Bandwidth - A brief Introduction
What is Bandwidth ?
The bandwith is the range of frequencies within a given band. In simple words we can say that the Bandwidth is the amount of data that
can be carried from one point to another in a given time period
(usually a second). Technically speaking, Bandwidth is the information
carrying capacity of a communication channel. The channel may be analog
or digital. Analog transmissions are measured in cycles per second
(hertz or Hz) and digital transmissions are measured in bits per second.

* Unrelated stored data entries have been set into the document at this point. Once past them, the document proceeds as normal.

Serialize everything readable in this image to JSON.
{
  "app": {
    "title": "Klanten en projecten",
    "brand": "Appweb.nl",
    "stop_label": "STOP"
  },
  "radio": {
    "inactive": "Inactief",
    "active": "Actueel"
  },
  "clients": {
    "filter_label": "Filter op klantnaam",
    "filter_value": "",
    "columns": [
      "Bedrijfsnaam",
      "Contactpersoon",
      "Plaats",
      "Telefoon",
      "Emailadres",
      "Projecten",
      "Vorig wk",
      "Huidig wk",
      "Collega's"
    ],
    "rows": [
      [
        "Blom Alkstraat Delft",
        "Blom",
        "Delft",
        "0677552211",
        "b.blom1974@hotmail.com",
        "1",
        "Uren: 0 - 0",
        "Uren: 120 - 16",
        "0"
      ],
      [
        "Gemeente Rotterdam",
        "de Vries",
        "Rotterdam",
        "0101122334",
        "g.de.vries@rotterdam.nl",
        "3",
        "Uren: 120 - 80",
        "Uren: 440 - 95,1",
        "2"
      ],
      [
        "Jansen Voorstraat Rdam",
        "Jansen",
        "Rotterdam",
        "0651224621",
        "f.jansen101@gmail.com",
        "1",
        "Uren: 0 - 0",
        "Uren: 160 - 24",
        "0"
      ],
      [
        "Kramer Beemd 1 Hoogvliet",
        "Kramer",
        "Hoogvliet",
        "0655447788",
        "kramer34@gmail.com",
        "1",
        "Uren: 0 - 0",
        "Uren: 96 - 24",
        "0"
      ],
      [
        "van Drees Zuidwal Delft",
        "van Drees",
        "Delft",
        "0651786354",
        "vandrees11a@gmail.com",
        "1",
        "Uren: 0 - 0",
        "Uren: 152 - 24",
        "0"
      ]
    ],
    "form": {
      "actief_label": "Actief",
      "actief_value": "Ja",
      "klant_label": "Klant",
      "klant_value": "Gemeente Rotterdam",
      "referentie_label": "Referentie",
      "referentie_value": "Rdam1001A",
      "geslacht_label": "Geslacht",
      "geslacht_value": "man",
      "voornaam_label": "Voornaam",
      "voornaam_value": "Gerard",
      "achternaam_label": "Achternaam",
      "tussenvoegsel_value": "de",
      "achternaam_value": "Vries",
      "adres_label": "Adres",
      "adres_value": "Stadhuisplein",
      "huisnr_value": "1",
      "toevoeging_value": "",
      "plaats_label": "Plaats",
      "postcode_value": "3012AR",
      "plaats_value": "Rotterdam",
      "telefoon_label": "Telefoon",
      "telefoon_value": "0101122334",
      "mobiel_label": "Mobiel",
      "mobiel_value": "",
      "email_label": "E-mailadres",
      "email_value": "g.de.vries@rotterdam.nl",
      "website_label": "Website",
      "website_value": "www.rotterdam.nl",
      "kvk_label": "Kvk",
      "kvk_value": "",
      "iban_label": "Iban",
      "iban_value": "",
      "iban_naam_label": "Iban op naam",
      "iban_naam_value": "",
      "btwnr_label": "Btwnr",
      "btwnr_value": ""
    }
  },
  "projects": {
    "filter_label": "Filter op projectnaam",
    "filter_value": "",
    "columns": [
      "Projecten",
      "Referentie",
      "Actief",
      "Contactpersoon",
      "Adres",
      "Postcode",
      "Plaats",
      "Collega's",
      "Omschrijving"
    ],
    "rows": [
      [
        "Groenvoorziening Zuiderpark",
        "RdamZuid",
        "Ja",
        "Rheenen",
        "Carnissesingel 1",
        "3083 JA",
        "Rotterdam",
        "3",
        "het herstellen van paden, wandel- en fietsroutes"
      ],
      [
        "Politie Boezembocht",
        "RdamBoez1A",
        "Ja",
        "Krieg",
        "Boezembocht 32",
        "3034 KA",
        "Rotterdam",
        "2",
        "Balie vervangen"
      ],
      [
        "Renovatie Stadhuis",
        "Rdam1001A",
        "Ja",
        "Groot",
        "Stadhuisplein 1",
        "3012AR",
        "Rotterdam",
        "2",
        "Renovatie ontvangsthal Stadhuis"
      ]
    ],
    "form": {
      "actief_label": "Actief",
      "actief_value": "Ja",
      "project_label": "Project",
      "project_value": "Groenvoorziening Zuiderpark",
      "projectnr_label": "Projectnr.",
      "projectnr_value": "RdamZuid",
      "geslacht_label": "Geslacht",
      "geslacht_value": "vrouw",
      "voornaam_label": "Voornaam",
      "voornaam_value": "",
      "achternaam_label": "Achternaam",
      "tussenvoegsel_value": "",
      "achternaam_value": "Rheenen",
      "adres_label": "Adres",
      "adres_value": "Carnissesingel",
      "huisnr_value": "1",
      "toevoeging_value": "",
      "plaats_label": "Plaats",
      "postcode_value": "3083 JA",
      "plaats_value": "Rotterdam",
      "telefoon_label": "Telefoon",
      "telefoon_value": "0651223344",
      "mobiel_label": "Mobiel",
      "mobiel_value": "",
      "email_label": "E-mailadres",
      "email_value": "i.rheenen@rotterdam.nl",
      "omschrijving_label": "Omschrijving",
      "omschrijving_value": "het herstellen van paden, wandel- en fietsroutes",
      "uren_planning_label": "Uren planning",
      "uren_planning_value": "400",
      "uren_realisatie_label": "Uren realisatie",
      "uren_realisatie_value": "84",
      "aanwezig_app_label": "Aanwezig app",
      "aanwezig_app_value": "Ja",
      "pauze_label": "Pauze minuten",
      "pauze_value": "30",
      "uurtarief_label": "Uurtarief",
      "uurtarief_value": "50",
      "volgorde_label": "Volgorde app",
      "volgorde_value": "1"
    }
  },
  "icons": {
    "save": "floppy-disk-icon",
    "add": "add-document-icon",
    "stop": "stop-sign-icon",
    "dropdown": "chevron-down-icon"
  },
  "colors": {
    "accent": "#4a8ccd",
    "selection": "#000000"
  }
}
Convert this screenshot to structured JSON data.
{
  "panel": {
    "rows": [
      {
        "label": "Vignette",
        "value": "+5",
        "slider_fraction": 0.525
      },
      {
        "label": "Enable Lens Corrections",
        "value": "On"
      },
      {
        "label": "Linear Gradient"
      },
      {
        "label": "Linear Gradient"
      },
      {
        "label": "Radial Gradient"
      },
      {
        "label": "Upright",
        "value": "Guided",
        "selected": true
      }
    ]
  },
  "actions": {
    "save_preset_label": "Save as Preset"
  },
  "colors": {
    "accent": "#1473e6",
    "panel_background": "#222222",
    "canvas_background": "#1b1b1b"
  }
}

A bit propagates through a medium close to the speed of light. The
number of bits that can be transferred per second depends on the rate at
which the transmitter can send the data.
In general, Fast Ethernet is rated at 100 M bits / sec. But due to
latency caused by congestion or other factors, a system may never
operate at its optimal rate. Throughput is the measured performance of a
system as opposed to its performance. The throughput changes with the
environmental factors like noise, data errors, attenuation due to cable
distance and so on.
Copper cable, fibre optic cable and wireless communication systems all
have different transmission characteristics and thus have different
bandwidths.
Encoding and compression techniques have improved data rates. The higher
the bandwidth of a data channel, the higher the transmission rate.
Increasing the bandwidth may not provide data rates that support
realtime voice and video transfers. A single user transferring a large
file can quickly consume all the bandwidth, holding up voice and video
packets and causing delay distortions.